Jahrzehntelange Misswirtschaft machte Frankreich reif für eine Revolution und sie kam im Juli 1789. Der Sturm auf das Staatgefängnis Bastille, steinernes Symbol königlicher Willkürherrschaft, war der Anfang einer Umwälzung, die für ganz Europa von größter Bedeutung wurde. Die Parole „Freiheit, Gleichheit, Brüderlichkeit“ hatte zündende Wirkung, die die Monarchen „von Gottes Gnaden“ erzittern ließ. Sie hatten dem nichts entgegenzusetzen. Denn eine Idee lässt sich nur durch eine bessere Idee wirksam bekämpfen, und die hatten sie nicht zu bieten. Was hoffnungsvoll mit dem Sieg des Bürgertums als bestimmende politische Kraft begonnen hatte, endete in Frankreich in einem blutrünstigen Terrorregime, das an sich selbst scheiterte. Was folgte war Napoleon Bonaparte, der durch seine Siege am Schlachtfeld ein französisch geprägtes europäisches Imperium schuf, bis er letztendlich in Waterloo endgültig bezwungen wurde. Das Europa der alten Monarchien ordnete sich am Wiener Kongress 1814/15 neu im Sinne der restaurativen Kräfte, der Willkürherrschaft der Monarchen alter Schule in Kontinentaleuropa war wieder Tür und Tor geöffnet.

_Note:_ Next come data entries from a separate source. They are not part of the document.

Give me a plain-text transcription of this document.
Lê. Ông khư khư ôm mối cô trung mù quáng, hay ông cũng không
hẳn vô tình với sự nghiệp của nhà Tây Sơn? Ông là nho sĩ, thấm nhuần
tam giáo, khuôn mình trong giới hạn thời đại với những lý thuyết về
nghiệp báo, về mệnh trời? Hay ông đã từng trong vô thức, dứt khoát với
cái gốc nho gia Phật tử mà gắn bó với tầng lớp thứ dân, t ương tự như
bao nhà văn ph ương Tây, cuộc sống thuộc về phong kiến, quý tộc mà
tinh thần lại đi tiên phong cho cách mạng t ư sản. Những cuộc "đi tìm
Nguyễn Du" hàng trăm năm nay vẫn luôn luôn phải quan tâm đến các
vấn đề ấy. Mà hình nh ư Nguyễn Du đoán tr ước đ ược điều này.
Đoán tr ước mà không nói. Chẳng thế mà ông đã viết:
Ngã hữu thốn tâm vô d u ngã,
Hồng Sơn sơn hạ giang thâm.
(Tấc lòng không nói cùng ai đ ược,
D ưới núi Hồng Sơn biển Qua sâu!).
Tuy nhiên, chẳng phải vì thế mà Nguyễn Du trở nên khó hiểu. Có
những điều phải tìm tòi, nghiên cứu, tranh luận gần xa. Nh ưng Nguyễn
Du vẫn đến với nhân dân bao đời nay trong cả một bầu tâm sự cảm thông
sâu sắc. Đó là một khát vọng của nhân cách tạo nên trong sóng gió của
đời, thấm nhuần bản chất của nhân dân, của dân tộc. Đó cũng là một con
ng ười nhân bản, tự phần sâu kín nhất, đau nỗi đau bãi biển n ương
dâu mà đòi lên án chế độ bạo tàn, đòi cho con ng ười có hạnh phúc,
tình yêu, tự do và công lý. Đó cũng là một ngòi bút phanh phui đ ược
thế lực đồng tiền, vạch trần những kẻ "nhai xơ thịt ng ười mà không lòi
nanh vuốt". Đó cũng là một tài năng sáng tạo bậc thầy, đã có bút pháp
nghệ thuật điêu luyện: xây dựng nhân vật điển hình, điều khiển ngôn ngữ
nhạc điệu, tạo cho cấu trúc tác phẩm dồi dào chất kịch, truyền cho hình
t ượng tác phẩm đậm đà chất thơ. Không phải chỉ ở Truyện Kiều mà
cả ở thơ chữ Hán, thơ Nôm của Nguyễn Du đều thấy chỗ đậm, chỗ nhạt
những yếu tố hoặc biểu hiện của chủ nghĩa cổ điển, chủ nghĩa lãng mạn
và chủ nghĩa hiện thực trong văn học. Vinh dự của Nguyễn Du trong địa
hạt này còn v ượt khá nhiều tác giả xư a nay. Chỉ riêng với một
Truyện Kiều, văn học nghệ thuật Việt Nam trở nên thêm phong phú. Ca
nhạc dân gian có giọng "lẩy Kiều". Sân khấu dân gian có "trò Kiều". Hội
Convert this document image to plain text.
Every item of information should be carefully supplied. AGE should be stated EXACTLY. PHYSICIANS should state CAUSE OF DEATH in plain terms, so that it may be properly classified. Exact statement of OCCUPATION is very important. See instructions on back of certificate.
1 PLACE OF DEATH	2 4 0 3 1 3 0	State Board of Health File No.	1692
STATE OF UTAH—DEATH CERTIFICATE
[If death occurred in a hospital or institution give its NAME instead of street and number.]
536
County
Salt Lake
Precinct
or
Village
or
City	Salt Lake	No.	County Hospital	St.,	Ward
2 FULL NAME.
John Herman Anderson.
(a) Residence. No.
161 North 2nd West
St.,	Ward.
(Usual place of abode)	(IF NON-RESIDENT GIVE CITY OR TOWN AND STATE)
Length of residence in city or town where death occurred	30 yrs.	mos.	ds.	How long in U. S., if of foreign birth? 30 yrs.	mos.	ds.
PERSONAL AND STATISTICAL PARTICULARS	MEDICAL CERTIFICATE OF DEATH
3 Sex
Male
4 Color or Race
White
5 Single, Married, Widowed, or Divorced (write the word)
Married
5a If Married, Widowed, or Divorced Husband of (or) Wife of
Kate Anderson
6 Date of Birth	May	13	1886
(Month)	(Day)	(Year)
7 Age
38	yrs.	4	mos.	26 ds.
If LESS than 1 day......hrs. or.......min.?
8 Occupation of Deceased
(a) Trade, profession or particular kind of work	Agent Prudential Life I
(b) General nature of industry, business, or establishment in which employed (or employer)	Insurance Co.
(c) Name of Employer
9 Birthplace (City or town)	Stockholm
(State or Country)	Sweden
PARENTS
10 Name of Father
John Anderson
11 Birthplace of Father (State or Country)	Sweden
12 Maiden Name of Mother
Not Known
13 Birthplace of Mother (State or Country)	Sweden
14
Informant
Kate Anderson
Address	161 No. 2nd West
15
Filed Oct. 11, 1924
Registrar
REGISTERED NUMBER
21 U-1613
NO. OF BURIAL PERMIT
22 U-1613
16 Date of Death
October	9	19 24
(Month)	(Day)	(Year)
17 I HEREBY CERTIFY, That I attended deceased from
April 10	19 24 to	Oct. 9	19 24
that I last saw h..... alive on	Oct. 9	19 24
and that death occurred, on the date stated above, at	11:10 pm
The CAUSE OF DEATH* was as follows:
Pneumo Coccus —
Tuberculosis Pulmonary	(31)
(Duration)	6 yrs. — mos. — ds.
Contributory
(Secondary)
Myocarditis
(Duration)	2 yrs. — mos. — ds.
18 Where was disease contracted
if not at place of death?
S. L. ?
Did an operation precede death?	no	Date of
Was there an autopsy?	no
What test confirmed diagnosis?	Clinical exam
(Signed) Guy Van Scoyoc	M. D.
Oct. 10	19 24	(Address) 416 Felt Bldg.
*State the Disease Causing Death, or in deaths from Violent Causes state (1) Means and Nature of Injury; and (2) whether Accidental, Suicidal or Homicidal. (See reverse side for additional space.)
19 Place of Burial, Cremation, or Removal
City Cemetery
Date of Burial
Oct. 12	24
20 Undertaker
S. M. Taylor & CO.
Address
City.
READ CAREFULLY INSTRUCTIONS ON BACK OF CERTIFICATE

Doch ihre Angst vor revolutionären Ideen blieb, denn sie waren ansteckend. Ein rigides polizeiliches Überwachungssystem sollte jede „staatsgefährdende“ Tätigkeit im Keim ersticken. Doch die Freiheit der Gedanken ließ sich nicht unterdrücken, so rigoros konnte die Überwachung gar nicht sein, als dass nicht doch „aufrührerische“ Schriften unter Intellektuellen Verbreitung fanden. Der Vormärz als Wegbereiter einer Revolution gegen den alles erstickenden Stillstand wurde immer deutlicher fühlbar. Im März 1848 brachen in weiten Teilen Europas Revolutionen aus. Von den Ereignissen überrollt, machten die Herrscher Zugeständnisse, gewährten der Not gehorchend Konstitutionen, Presse- und Versammlungsfreiheit. Was so hoffnungsreich begonnen hatte, endete in einem Desaster, denn letztendlich obsiegte die Macht der Fürsten.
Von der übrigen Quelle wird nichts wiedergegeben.